Ideally, university police forces would be trained with a deep 40-hour program called the Memphis model, in which they’re taught how to ease the stress of a student experiencing a mental health break, James said. Developed by the University of Memphis’s Crisis Intervention Team Center, the training introduces cops to victims of mental health crises. The Atlantic reported that officers trained in this method are much less likely to use force when dealing with people with mental health problems.

James said after the training, officers report being “forever changed” in how they police. Breaking down the stigma of mental health problems and no longer demonizing these people is effective, she said -- but not every department can afford to take their officers off the streets for a full workweek.

The professional organization for campus police forces, the International Association of Campus Law Enforcement Administrators, has recently tried to help on this front. It’s sponsoring a mental health training for law enforcement -- a day-and-half-long session, said Josh Bronson, IACLEA's director of training.

At the University of Chicago, about 85 percent of the officers -- including the officer involved in the recent shooting -- have completed the 40-hour crisis intervention training, said spokesman Marielle Sainvilus. The institution intends to train all its officers, Sainvilus said.

The 21-year-old student, Charles Thomas, suffered a broken shoulder blade and a collapsed lung when the officer shot him -- his family said he likely was having a psychiatric episode. Thomas was holding a metal stake when he faced the officer in an alley -- the officer attempted to back up, but Thomas kept advancing. He had smashed parts of several cars and a glass apartment door.

In the case of the Georgia Tech shooting, the student, Scout Schultz, was simply holding a pocketknife, but it was not extended.

Schultz had left a suicide note and then called police to make a false report of a suspicious person skulking around campus with a weapon. Video reveals Schultz screaming, “Shoot me,” to the officers. It was later revealed that the officer who shot Schultz hadn’t finished his mental health training.

At the time, the university’s critics questioned why Georgia Tech hadn’t equipped the officers with stun guns. The University of Chicago’s department -- like most campus police forces -- also doesn’t use Tasers.

Georgia Tech did not provide a comment in time for publication.

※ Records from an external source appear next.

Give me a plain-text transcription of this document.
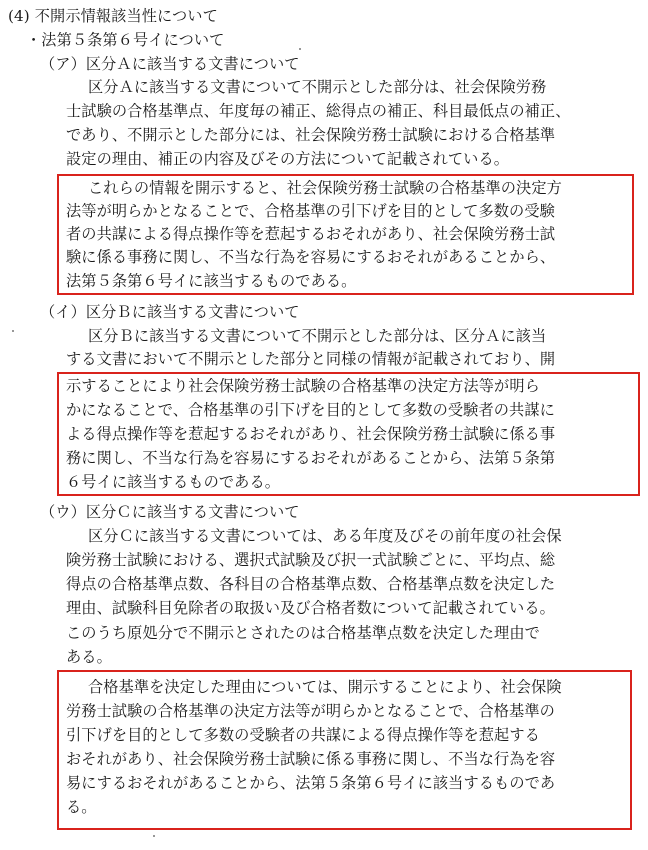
(4) 不開示情報該当性について
・法第５条第６号イについて
（ア）区分Ａに該当する文書について
区分Ａに該当する文書について不開示とした部分は、社会保険労務
士試験の合格基準点、年度毎の補正、総得点の補正、科目最低点の補正、
であり、不開示とした部分には、社会保険労務士試験における合格基準
設定の理由、補正の内容及びその方法について記載されている。
これらの情報を開示すると、社会保険労務士試験の合格基準の決定方
法等が明らかとなることで、合格基準の引下げを目的として多数の受験
者の共謀による得点操作等を惹起するおそれがあり、社会保険労務士試
験に係る事務に関し、不当な行為を容易にするおそれがあることから、
法第５条第６号イに該当するものである。
（イ）区分Ｂに該当する文書について
区分Ｂに該当する文書について不開示とした部分は、区分Ａに該当
する文書において不開示とした部分と同様の情報が記載されており、開
示することにより社会保険労務士試験の合格基準の決定方法等が明ら
かになることで、合格基準の引下げを目的として多数の受験者の共謀に
よる得点操作等を惹起するおそれがあり、社会保険労務士試験に係る事
務に関し、不当な行為を容易にするおそれがあることから、法第５条第
６号イに該当するものである。
（ウ）区分Ｃに該当する文書について
区分Ｃに該当する文書については、ある年度及びその前年度の社会保
険労務士試験における、選択式試験及び択一式試験ごとに、平均点、総
得点の合格基準点数、各科目の合格基準点数、合格基準点数を決定した
理由、試験科目免除者の取扱い及び合格者数について記載されている。
このうち原処分で不開示とされたのは合格基準点数を決定した理由で
ある。
合格基準を決定した理由については、開示することにより、社会保険
労務士試験の合格基準の決定方法等が明らかとなることで、合格基準の
引下げを目的として多数の受験者の共謀による得点操作等を惹起する
おそれがあり、社会保険労務士試験に係る事務に関し、不当な行為を容
易にするおそれがあることから、法第５条第６号イに該当するものであ
る。
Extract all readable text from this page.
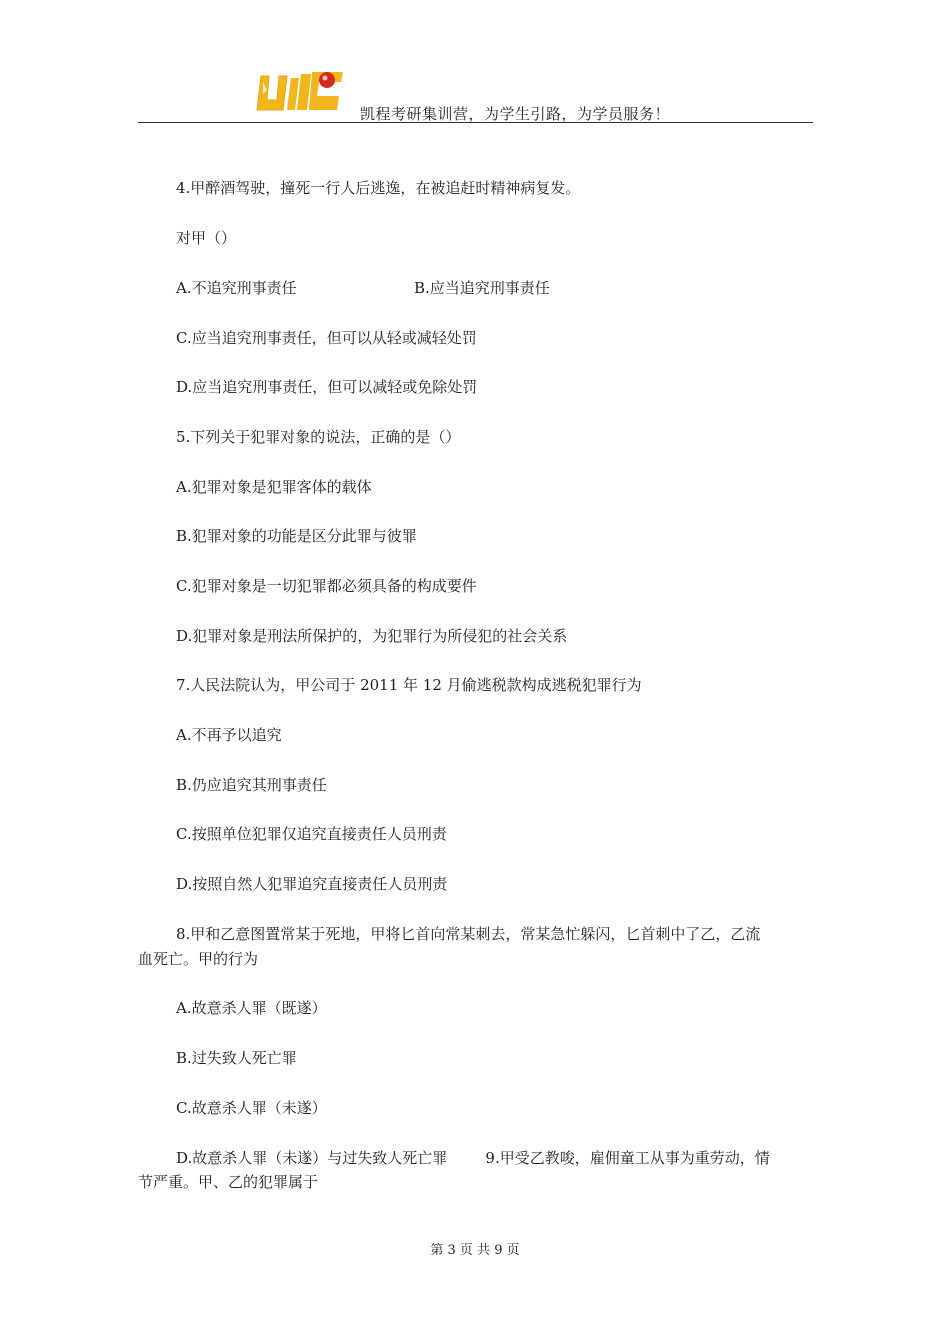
凯程考研集训营，为学生引路，为学员服务！
4.甲醉酒驾驶，撞死一行人后逃逸，在被追赶时精神病复发。
对甲（）
A.不追究刑事责任	B.应当追究刑事责任
C.应当追究刑事责任，但可以从轻或减轻处罚
D.应当追究刑事责任，但可以减轻或免除处罚
5.下列关于犯罪对象的说法，正确的是（）
A.犯罪对象是犯罪客体的载体
B.犯罪对象的功能是区分此罪与彼罪
C.犯罪对象是一切犯罪都必须具备的构成要件
D.犯罪对象是刑法所保护的，为犯罪行为所侵犯的社会关系
7.人民法院认为，甲公司于 2011 年 12 月偷逃税款构成逃税犯罪行为
A.不再予以追究
B.仍应追究其刑事责任
C.按照单位犯罪仅追究直接责任人员刑责
D.按照自然人犯罪追究直接责任人员刑责
8.甲和乙意图置常某于死地，甲将匕首向常某刺去，常某急忙躲闪，匕首刺中了乙，乙流
血死亡。甲的行为
A.故意杀人罪（既遂）
B.过失致人死亡罪
C.故意杀人罪（未遂）
D.故意杀人罪（未遂）与过失致人死亡罪        9.甲受乙教唆，雇佣童工从事为重劳动，情
节严重。甲、乙的犯罪属于
第 3 页 共 9 页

While police aren’t always perfect in handling situations, they have improved in identifying when someone might be experiencing a mental health problem versus a drug or alcohol overdose, said Sue Riseling, IACLEA executive director.

Ten years ago, officers wouldn’t know how to react to a person with autism, for instance, but now they learn to work in hushed ways with a student on the spectrum, Riseling said. Instead of screaming commands, an officer might sit down with the student and talk softly.

This is standard practice with any student who is having an unstable moment -- removing stimuli, such as other loud people in the area, and using direct, respectful verbal commands.

“University police departments are very open to learning, and officers are usually very engaged in what’s new and what’s the best way to do things,” Riseling said.

Crisis intervention training -- the Memphis model -- emerged in the late 1980s but didn’t “start running through the country’s veins” until a few years back, said James.

IACLEA stresses in its training partnering with campus counseling centers and other administrators, Bronson said. He recalled an incident about five years ago when he was employed as an officer at McDaniel College, a private institution in Maryland.

A student was publicly shrieking profanities and threats. When Bronson approached him using the established techniques, he was able to quiet the student and then call a counselor with whom he was on good terms to handle the situation. Working with counseling centers closely, particularly on issues of sexual assault, can help establish this relationship, Bronson said.

But counseling centers nationwide are overburdened, and more students are relying on their services, research shows.

Police should be part of the team of people who can help students who have experienced a mental health crisis, said Lisa Adams, director of counseling at the University of West Georgia and the president of the American College Counseling Association.

She said she did not agree with police knowing the students by name, but being in the loop and understanding their backgrounds in an emergency.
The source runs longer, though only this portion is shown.